AS new students explore their new-found freedom by eyeing local tattoo parlours, campus counsellors urge students to think carefully before inking.

Raj Naran from the Counselling & Careers Development Unit (CCDU) believes students should consider how their tattoos could affect the image they present when applying for jobs.

They should also think about the environment in which they hope to work when considering displaying their tattoos. “My opinion is that a conservative business environment is likely to show less tolerance of excessive tattoos,” he said.

“A more artistic and less conventional environment is likely to be more accepting, if not encouraging, of such creative expression.”

“The question is how far does one push one’s boundaries? Excessive display of tattoos could lead to inappropriate assumptions being made by recruiters.”
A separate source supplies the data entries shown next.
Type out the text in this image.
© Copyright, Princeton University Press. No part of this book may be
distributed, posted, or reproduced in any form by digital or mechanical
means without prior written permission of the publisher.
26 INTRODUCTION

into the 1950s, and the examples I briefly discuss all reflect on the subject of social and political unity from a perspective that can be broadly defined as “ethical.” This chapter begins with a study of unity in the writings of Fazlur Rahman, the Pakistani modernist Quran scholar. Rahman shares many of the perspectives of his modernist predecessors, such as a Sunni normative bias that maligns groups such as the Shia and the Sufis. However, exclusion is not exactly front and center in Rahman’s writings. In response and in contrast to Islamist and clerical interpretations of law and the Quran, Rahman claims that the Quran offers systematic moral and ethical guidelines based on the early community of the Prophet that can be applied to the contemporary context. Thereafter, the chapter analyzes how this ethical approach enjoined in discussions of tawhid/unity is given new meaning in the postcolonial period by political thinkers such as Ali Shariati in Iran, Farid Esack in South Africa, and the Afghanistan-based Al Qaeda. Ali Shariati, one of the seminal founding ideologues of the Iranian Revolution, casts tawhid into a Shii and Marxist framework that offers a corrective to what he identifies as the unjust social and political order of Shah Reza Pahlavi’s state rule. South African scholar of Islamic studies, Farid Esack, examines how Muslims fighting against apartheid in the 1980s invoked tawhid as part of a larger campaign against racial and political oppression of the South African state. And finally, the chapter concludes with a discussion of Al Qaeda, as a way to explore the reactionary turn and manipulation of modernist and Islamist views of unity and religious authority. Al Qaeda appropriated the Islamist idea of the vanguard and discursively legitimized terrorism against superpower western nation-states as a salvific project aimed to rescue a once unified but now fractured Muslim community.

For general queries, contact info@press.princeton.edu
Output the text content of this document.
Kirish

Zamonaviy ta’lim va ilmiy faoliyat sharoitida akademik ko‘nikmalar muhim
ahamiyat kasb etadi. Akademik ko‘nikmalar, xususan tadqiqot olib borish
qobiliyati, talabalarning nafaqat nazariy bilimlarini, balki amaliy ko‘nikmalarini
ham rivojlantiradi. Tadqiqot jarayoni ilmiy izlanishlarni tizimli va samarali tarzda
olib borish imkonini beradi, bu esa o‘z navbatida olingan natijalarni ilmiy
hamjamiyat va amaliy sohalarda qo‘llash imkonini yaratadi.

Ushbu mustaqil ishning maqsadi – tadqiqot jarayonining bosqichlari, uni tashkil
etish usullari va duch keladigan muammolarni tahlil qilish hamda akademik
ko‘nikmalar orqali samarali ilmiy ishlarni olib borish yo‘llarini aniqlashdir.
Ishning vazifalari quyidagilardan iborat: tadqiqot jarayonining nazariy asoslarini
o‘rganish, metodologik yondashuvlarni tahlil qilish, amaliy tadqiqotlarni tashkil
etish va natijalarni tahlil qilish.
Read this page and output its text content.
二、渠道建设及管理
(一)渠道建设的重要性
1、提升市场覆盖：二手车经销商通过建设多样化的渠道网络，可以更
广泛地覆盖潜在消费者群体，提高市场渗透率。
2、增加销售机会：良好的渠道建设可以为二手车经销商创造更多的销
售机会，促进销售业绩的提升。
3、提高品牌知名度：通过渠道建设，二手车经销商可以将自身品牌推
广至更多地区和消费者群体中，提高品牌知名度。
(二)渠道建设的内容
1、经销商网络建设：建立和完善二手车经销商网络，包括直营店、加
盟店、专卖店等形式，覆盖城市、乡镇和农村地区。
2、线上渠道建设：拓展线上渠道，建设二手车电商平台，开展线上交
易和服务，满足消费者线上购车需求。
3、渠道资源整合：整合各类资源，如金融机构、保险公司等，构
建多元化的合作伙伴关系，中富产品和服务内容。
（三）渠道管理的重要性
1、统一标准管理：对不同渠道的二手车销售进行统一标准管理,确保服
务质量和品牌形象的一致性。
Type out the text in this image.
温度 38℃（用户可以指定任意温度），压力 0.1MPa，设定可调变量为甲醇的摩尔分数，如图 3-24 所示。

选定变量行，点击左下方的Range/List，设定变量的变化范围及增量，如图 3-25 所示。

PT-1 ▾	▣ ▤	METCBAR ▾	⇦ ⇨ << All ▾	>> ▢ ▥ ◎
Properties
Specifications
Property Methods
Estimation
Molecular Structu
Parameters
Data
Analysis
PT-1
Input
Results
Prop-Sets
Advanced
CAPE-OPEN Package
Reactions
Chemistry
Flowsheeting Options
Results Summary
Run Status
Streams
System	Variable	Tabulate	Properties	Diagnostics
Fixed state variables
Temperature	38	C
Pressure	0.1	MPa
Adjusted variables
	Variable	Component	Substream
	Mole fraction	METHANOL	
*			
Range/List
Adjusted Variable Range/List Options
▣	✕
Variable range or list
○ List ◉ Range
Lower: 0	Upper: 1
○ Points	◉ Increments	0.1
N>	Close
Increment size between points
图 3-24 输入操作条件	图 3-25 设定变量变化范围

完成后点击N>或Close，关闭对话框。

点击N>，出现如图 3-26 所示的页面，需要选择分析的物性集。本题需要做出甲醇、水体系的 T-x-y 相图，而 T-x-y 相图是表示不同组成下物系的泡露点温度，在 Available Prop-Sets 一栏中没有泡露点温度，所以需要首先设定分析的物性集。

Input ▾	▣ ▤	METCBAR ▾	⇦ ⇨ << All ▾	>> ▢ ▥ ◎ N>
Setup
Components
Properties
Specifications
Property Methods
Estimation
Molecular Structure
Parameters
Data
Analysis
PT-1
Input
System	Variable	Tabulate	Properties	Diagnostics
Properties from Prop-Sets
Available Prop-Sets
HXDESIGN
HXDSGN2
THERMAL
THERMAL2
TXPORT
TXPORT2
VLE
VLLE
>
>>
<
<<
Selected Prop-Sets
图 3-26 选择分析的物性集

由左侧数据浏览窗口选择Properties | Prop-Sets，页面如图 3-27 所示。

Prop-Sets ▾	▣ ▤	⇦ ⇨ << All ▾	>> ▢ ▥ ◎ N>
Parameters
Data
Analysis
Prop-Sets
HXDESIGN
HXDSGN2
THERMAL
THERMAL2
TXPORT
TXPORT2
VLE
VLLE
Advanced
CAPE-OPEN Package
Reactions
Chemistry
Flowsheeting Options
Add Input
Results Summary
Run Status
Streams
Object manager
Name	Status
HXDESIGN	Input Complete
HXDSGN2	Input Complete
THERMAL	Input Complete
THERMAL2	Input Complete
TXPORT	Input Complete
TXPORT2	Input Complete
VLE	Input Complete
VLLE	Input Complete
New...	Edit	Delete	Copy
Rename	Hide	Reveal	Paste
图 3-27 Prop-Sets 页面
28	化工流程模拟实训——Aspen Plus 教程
Former Wits student Daniel Gallan, who has a tattoo on his leg, was denied a job as a photographer on a cruise-liner because of a strict policy on visible tattoos.

Most students with visible tattoos approached by Vuvuzela said they would ensure their tattoos did not affect their future careers. They would simply cover them.

Bianca Dacruz, 1st year psychology, has a line from a Jimmy Eat World song and a date tattooed on her back to remind her of her grandmother.

She said she would cover it up if she went for a job interview because “people frown upon tattoos”. She said she would not want to come across as unprofessional. She did not feel the need to show it in a work environment because it had a sentimental meaning.

Chiara Molinaro, 4th year drama, has a melting clock on her wrist, inspired by Salvador Dali’s Persistence of Memory, as a reminder of time spent and still to be enjoyed in her life.

Molinaro believes the creative arts are much more lenient than office environments and feels it won’t present such a problem.

When asked how she would react if asked to cover her tattoo, she said: “Besides ‘fuck you’?”